Гриневич принял Панкратова у самого входа в Волынское, ещё не до конца отдышавшись от собственных, недавно пережитых потрясений, — и то, с какой стремительностью он перешёл от усталого, вымотанного врача к сосредоточенному, деловитому специалисту, оценивающему состояние нового пациента, напомнило мне, что профессиональная выучка иногда пробивается сквозь любую усталость, если того требует момент.

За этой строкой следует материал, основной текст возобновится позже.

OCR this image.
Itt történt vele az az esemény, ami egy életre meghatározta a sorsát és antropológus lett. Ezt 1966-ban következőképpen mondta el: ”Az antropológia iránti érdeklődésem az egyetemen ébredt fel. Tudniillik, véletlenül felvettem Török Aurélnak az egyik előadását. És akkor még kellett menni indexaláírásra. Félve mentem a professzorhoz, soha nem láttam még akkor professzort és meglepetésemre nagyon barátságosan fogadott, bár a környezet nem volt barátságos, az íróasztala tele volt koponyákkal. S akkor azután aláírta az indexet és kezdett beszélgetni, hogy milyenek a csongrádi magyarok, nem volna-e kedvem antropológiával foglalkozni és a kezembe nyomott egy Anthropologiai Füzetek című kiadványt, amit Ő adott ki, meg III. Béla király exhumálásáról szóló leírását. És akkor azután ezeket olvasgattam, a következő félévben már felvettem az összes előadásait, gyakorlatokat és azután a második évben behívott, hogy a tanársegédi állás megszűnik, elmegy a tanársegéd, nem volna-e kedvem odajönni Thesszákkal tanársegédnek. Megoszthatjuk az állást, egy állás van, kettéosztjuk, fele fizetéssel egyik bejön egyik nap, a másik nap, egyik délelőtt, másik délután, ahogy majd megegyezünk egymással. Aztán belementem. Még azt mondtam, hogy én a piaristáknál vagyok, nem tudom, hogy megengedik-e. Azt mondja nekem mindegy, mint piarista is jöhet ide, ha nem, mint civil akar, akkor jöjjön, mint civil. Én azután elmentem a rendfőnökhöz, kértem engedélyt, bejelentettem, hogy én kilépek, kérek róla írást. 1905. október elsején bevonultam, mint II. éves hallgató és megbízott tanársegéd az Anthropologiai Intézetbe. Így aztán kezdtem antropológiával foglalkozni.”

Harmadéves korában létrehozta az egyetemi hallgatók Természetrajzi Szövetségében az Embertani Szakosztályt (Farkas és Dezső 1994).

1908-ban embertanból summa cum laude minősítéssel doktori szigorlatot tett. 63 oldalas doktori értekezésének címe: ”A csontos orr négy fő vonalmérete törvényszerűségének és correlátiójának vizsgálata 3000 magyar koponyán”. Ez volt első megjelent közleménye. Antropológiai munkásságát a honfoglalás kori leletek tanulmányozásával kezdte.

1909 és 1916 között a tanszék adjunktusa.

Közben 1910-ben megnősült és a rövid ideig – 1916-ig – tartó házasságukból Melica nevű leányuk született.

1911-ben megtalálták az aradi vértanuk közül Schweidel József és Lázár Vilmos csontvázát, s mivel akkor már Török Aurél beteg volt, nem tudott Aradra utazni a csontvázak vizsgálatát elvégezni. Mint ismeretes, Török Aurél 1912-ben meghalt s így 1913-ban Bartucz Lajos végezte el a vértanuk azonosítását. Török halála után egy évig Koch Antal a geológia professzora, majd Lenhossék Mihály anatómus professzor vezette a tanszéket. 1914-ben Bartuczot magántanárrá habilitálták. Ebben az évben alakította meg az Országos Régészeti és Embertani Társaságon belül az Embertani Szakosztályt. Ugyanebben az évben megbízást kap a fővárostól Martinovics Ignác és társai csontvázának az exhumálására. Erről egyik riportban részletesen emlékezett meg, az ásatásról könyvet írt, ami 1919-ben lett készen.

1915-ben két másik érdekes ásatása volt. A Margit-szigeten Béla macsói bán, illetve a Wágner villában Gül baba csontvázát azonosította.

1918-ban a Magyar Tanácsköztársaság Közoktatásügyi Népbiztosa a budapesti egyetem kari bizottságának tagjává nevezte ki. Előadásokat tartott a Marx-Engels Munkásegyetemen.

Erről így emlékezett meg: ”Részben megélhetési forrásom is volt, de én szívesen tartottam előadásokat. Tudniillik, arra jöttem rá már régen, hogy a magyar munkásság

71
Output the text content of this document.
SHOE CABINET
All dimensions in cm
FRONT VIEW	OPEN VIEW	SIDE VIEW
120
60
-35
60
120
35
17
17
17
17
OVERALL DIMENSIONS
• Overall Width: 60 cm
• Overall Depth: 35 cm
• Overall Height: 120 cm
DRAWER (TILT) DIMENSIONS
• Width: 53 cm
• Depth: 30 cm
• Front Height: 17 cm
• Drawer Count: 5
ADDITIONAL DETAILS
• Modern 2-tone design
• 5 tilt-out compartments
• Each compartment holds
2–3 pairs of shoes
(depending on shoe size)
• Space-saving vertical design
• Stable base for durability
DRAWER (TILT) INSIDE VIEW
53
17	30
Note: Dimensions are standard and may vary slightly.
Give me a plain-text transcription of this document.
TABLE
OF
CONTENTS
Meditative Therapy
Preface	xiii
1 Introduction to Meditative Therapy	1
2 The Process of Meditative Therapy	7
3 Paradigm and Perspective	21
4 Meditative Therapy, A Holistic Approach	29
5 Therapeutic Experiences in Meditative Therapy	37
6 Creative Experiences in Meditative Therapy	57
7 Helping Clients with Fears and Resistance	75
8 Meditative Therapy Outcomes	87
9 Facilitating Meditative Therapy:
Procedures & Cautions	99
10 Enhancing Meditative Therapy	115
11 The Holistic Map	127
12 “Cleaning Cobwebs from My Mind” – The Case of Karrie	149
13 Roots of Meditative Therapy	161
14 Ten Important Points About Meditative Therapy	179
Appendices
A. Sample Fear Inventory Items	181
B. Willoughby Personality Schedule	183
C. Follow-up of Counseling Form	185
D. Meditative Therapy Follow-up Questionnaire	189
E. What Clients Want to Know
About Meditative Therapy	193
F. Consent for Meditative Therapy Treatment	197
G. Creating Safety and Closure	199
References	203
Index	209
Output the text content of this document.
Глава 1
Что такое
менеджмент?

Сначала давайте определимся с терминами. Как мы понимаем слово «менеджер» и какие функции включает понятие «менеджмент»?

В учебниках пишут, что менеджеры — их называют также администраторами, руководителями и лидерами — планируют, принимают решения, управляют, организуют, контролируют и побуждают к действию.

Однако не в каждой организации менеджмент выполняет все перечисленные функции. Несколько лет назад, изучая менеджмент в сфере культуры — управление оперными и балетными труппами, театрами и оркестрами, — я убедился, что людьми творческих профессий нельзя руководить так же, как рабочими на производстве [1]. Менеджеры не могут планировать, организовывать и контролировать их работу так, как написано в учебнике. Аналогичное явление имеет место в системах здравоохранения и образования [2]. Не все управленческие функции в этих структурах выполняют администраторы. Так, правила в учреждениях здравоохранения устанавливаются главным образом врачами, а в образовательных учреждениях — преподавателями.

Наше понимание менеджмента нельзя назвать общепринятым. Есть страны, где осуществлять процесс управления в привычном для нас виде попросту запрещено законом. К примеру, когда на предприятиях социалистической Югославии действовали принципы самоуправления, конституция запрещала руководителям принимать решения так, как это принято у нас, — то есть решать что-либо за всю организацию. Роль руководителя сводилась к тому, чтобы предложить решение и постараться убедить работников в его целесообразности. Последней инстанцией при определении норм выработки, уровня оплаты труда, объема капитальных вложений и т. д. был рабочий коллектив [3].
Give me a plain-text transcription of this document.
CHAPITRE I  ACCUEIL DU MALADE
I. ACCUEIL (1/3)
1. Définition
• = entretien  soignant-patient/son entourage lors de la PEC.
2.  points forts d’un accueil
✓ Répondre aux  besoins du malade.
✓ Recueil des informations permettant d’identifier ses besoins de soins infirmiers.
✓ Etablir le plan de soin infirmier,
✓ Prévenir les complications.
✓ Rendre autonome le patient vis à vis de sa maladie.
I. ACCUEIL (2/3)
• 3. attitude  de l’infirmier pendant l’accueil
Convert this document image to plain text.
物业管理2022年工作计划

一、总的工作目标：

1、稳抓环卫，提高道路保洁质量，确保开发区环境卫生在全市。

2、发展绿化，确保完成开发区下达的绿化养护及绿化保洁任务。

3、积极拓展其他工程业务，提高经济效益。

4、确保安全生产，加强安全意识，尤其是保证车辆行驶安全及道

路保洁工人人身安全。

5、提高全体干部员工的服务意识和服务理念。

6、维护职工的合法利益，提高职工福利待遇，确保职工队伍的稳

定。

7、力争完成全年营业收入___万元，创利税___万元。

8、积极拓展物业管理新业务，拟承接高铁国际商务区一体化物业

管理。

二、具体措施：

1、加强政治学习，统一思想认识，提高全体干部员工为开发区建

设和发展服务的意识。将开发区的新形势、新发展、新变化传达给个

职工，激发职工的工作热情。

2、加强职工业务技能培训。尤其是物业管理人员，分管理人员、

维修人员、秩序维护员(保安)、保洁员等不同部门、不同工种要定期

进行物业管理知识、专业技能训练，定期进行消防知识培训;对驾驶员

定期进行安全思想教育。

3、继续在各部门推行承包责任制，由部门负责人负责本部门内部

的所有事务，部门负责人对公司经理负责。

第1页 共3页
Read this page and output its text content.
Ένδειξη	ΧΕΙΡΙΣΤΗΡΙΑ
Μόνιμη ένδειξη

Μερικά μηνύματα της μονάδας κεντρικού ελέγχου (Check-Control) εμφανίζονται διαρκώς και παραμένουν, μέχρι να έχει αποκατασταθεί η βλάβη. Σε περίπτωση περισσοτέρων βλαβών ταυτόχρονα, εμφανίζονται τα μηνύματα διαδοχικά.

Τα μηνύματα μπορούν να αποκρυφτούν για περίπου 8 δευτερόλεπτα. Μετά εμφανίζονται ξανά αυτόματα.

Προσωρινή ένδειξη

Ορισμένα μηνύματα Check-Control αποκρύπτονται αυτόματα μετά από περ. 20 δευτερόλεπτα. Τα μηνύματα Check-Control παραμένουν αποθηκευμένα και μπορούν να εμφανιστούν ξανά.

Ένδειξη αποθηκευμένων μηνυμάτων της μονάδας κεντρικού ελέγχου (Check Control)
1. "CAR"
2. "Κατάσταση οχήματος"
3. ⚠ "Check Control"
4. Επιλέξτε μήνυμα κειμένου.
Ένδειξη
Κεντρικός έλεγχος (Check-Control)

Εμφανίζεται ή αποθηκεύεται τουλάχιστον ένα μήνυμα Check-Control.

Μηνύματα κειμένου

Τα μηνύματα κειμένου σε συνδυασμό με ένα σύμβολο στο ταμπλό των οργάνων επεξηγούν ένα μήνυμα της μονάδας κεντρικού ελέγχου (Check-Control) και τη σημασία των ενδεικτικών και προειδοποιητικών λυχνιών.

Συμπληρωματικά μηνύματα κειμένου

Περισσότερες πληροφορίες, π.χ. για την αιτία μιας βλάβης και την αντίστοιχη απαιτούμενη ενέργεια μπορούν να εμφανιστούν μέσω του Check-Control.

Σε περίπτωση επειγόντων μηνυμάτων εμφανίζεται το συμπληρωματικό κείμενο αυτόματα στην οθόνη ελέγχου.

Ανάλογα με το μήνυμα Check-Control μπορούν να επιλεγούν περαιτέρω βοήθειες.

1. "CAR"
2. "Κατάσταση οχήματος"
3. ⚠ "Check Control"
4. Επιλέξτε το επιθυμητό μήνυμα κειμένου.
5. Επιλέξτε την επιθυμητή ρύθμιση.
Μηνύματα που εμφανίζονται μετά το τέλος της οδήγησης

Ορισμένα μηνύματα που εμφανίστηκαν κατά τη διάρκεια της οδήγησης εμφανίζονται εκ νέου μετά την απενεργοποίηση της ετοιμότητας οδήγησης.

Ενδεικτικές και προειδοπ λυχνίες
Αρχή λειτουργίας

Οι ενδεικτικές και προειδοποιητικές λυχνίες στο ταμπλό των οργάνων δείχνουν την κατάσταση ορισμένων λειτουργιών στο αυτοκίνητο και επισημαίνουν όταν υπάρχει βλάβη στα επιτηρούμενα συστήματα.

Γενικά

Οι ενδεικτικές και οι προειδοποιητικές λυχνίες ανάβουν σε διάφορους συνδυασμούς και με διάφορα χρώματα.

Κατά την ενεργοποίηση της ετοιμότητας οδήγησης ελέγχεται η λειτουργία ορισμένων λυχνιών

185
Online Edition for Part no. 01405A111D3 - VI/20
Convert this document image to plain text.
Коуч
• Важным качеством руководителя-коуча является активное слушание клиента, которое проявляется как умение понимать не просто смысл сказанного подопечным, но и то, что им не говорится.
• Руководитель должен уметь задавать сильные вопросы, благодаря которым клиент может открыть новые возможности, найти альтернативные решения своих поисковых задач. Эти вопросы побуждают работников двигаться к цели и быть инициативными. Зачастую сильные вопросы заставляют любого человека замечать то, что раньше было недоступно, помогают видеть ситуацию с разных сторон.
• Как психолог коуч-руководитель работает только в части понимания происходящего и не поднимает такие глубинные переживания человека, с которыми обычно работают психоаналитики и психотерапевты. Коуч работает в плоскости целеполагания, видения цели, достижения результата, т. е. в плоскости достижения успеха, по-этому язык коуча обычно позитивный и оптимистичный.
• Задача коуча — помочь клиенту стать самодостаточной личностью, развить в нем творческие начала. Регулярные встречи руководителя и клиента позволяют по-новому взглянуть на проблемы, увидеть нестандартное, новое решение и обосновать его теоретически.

— Голова, — сказал он, ощупывая рану быстрыми, точными движениями. — Трещина в черепе, судя по всему, не сквозная, но достаточно серьёзная. Нога сломана в двух местах. Жить будет, если не разовьётся заражение и если организм выдержит ближайшие сутки.
— Сутки, — повторил я, чувствуя, как это слово отзывается внутри новой, тяжёлой волной тревоги. — А потом?
— А потом узнаем больше, — ответил Гриневич без особого утешения в голосе, но и без напрасного драматизма. — Медицина, ефрейтор, не пророчество, а работа с тем, что есть в наличии. У меня в наличии — сломанные кости, трещина в черепе и очень скудный запас медикаментов, если ты об этом спрашиваешь.
Панкратова уложили в один из немногих уцелевших уголков подвального лазарета, устроенного взамен сгоревшего наземного госпиталя, — и я, глядя на его неподвижное, покрытое свежими повязками лицо, впервые за долгое время почувствовал ту особую, беспомощную тяжесть, которая приходит, когда человек, привыкший решать проблемы действием, оказывается лицом к лицу с ситуацией, где действие бессильно, а остаётся только ждать.
Дорохов нашёл меня там же, у изголовья старшины, и, судя по выражению его лица, новости, которые он принёс, не собирались облегчить и без того тяжёлое утро.
— Волков, нужно поговорить, — сказал он тихо. — Не здесь.
Мы отошли в соседнее, относительно уединённое помещение, и Дорохов, не тратя времени на предисловия, изложил суть дела с той же прямотой, что уже стала для него привычной за недели совместной обороны.
— Тоннель у Тереспольских ворот наполовину разрушен, — сказал он. — Остался только один путь, связывающий вашу позицию с нашей, и, судя по последним разведданным, немцы уже подбираются к нему тоже.
— Насколько близко? — спросил я, ощущая, как внутри всё холодеет от этой новости.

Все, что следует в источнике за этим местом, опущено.